Millions of Tenants ‘Headed for Absolute Disaster’ After New Year, Owing Average of Nearly $6,000 in Rent and Utilities
Without a coronavirus relief package centered on helping working families who have lost jobs and watched their savings dwindle amid the pandemic, millions of people are “headed for absolute disaster,” one observer said Monday as Moody’s Analytics reported that 12 million renters are expected to owe an average of $5,850 in back rent and utilities after the new year.
The financial firm reported that $70 billion could be owed to landlords in January, after a federal moratorium on evictions—put in place in September by the Centers for Disease Control and Prevention, in the absence of any action from the Republican-led Senate aimed at helping working people—expires on December 31.
“Renters will owe up to $70 billion in back rent when eviction moratorium expires, more than they can possibly pay… Congress must extend the moratorium and provide rent relief now.” —Diane Yentel, National Low Income Housing Coalition
According to the Washington Post, many landlords have begun filing paperwork to evict struggling tenants already and others have joined renters in appealing to Congress for significant unemployment benefits and another round of $1,200 direct payments to Americans.
Separately from Moody’s, the Federal Reserve Bank of Philadelphia reported in October that 1.3 million households that have faced unemployment during the pandemic owed an average of $5,400 in back payments to landlords and utilities. According to the U.S. Census Bureau, 29% of Black renters and 17% of Latino renters are behind in payments, and 21% of families with children have been pushed into debt.
Some families have been forced to begin selling their belongings since the Republican-led Senate allowed weekly unemployment benefits of $600 expire in July, according to the Post. Lawmakers on Monday were negotiating a new aid package after a bipartisan group of senators introduced a $908 billion bill last week.
According to Post reporter Jeff Stein, the package currently includes a $300 weekly payment which would be offered only from January to April, with no retroactive payments to help families who owe rent and other payments from recent months. The package includes $25 billion for rental housing assistance—far less than what’s expected to be owed by families in January and only half of what the House Democrats’ HEROES Act includes for low-income renters—and a proposal by Senate Majority Leader Mitch McConnell (R-Ky.) did not include anything for struggling renters.
“This is like a Charles Dickens novel,” Mark Wolfe, executive director of the National Energy Assistance Directors’ Association, told the Post. “It’s an evolving story of how people at the bottom are suffering.”
Diane Yentel, president and CEO of the National Low Income Housing Coalition, called on Congress to extend the current eviction moratorium and provide rent relief to struggling households.
Renters will owe up to $70B in back rent when eviction moratorium expires, more than they can possibly pay.

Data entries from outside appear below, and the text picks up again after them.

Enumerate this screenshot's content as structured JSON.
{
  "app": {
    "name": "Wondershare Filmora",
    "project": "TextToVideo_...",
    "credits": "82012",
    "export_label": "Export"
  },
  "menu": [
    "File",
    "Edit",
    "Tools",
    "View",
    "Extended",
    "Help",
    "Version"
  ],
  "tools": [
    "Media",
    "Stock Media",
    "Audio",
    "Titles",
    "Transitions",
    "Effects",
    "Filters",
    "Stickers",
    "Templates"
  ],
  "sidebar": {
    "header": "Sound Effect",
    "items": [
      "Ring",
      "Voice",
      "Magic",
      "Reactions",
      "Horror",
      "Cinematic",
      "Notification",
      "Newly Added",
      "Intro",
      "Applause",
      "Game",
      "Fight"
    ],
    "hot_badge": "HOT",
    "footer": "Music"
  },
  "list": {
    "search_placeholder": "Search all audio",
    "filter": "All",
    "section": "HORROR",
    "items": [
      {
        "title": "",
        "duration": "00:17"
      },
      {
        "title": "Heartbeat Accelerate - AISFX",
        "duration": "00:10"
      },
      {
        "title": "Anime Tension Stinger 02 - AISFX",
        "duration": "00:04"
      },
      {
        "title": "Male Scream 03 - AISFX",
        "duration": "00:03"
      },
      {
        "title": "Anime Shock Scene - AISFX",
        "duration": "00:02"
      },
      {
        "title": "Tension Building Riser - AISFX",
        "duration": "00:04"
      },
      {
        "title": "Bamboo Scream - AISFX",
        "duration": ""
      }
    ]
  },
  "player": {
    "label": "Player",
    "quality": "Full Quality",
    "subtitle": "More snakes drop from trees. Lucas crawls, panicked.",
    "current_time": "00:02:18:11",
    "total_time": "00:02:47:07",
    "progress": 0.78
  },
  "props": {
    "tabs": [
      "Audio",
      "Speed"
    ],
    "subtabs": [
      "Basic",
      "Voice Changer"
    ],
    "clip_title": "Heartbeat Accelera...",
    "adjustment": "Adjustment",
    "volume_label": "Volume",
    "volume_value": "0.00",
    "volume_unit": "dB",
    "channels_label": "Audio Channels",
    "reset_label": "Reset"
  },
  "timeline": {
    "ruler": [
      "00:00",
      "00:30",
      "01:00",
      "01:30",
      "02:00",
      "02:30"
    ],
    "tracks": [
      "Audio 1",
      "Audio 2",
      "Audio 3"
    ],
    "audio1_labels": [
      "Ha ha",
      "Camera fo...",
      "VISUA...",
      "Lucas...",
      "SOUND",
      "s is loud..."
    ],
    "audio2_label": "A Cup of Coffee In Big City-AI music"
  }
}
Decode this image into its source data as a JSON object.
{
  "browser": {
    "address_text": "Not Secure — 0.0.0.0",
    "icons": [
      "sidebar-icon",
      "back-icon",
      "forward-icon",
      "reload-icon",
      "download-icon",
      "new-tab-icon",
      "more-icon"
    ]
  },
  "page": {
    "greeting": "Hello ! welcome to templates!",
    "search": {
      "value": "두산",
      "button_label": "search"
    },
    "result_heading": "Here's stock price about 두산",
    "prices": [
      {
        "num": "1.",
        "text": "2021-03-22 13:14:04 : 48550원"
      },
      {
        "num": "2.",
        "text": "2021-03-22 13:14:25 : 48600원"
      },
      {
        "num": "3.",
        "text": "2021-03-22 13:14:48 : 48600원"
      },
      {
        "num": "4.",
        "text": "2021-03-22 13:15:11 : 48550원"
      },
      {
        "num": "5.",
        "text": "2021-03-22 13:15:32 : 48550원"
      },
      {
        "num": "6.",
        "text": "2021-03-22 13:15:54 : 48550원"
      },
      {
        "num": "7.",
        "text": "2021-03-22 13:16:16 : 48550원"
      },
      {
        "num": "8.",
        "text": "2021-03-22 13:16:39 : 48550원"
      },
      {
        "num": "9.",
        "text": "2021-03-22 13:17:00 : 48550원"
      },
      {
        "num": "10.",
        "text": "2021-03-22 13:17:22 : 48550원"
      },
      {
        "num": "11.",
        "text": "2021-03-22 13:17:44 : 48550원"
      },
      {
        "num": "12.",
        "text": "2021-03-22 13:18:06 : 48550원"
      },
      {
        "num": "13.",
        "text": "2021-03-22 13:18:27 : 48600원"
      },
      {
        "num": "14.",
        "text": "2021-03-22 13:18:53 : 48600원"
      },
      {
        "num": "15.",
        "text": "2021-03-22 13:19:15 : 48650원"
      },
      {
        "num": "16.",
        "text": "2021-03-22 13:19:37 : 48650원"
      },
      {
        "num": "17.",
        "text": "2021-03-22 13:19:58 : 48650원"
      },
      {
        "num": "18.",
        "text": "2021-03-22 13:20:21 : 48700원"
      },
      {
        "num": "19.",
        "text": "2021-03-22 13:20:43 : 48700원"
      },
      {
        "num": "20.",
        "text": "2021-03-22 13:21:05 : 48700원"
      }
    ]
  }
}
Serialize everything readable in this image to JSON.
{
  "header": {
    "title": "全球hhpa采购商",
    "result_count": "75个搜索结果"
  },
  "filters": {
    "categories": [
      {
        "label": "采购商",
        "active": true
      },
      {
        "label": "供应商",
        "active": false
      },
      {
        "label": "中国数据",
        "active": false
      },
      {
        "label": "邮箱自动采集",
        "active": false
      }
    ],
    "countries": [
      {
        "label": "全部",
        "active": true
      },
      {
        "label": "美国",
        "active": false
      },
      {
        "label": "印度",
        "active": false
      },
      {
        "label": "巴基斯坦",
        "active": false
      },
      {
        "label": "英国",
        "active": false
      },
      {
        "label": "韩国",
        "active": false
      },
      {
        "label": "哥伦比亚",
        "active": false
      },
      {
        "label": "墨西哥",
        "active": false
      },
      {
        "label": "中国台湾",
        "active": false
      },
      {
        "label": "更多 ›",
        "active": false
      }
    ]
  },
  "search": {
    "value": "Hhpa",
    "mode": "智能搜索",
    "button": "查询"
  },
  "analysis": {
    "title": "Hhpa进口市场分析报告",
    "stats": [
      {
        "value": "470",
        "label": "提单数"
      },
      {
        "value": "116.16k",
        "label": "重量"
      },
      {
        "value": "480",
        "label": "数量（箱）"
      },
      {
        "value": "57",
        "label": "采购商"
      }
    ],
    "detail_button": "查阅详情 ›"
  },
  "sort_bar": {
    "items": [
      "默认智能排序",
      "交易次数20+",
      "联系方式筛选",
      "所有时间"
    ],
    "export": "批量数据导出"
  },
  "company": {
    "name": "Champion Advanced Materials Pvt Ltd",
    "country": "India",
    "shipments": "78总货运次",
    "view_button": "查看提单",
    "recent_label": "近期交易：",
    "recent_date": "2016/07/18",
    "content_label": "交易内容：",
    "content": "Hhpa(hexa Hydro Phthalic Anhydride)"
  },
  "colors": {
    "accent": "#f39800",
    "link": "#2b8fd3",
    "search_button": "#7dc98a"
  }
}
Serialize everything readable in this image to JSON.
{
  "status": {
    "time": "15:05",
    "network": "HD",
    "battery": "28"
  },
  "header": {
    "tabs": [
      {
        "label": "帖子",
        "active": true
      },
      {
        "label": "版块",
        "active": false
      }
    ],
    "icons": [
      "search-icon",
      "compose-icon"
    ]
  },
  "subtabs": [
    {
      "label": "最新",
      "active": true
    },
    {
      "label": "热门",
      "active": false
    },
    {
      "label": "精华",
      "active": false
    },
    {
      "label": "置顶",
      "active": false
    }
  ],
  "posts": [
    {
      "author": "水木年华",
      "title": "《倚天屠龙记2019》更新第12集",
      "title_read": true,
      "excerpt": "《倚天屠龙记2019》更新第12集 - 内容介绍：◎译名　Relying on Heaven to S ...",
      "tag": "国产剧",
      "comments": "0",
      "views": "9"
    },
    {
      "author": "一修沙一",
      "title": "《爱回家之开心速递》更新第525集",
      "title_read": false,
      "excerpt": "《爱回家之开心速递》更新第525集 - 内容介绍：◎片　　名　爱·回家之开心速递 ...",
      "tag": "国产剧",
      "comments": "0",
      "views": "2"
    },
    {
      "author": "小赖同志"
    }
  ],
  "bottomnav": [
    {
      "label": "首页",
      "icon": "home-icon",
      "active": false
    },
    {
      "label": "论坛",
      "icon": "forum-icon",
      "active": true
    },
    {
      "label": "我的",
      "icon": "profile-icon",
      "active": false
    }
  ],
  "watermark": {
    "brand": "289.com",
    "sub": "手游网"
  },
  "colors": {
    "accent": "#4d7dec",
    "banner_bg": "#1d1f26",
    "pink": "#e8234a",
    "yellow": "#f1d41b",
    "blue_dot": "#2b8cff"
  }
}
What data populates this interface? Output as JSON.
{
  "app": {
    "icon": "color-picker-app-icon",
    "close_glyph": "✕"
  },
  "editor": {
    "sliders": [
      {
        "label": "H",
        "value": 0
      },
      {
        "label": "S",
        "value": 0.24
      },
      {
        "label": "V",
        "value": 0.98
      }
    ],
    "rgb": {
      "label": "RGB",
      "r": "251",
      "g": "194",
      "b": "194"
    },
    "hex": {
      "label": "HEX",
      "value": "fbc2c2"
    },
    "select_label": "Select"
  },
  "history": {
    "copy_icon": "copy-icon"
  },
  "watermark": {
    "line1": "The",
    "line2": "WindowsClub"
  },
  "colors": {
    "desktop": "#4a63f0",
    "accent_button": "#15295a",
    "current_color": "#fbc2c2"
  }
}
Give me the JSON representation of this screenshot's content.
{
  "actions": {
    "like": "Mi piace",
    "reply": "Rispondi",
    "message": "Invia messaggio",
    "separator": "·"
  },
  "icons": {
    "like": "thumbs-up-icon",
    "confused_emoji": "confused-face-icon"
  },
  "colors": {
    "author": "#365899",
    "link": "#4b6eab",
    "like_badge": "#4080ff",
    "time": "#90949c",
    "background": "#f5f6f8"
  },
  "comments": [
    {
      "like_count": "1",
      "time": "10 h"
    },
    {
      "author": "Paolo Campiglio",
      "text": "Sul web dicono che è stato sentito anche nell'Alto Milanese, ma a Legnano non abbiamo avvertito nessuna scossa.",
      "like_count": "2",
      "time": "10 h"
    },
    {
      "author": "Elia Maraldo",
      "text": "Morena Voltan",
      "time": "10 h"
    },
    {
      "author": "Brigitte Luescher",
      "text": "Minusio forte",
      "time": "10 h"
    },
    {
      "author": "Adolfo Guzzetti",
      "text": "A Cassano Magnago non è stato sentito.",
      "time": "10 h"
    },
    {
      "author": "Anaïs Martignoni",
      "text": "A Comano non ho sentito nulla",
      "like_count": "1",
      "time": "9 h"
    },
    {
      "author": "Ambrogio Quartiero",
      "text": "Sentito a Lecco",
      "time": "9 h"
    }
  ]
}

There will be virtually no remaining protections to keep them housed this winter. Congress must extend the moratorium and provide #RentReliefNOW. https://t.co/5ih06dNuJn
Former Labor Secretary Robert Reich highlighted the reports of struggling renters as the latest evidence that Georgia voters must elect two Democrats, Rev. Raphael Warnock and Jon Ossoff, in the runoff election scheduled for January 5, to give the country any hope of having a Senate which will help working families in the coming year.
Nearly 12 million renters will owe an average of $5850 in back rent and utilities by January.
Meanwhile, Mitch McConnell and Senate Republicans are focused on protecting corporations from liability if their employees get sick.
Georgia: Flip the Senate. We can’t go on like this.